Alternative Communication: You have the right to request that we communicate with you about your health information by alternative means or to alternative locations. (You must make your request in writing.) Your request must specify the alternative means or location, and provide satisfactory explanation how payments will be handled under the alternative means or location you request.
Amendment: You have the right to request that we amend your health information. (Your request must be in writing, and it must explain why the information should be amended.) We may deny your request under certain circumstances.

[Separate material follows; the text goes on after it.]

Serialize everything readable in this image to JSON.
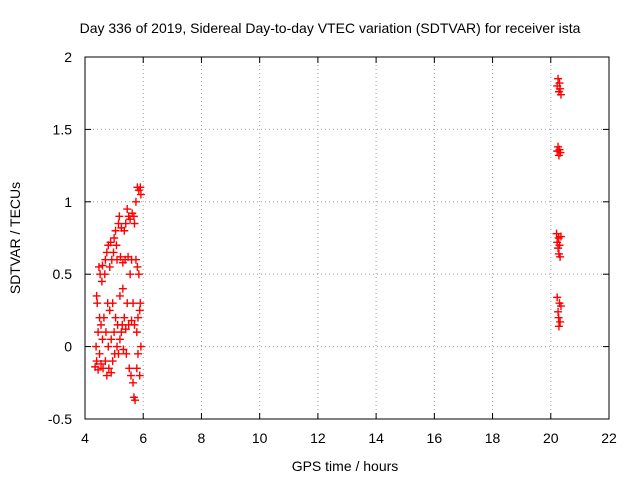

Electronic Notice: You may agree to receive this Notice by electronic mail (e-mail). However you are entitled to receive a paper copy of this Notice in written form.
QUESTIONS AND COMPLAINTS
If you want more information about our privacy practices or have questions or concerns, please contact us.
If you are concerned that we may have violated your privacy rights, or you disagree with a decision we made about access to your health information or in response to a request you made to amend or restrict the use or disclosure of your health information or to have us communicate with you by alternative means or at alternative locations, you may complain to us using the contact information listed at the end of this Notice. You also may submit a written complaint to the U.S. Department of Health and Human Services. We will provide you with the address to file your complaint with the U.S. Department of Health and Human Services upon request.
We support your right to the privacy of your health information. We will not retaliate in any way if you choose to file a complaint with us or with the U.S. Department of Health and Human Services.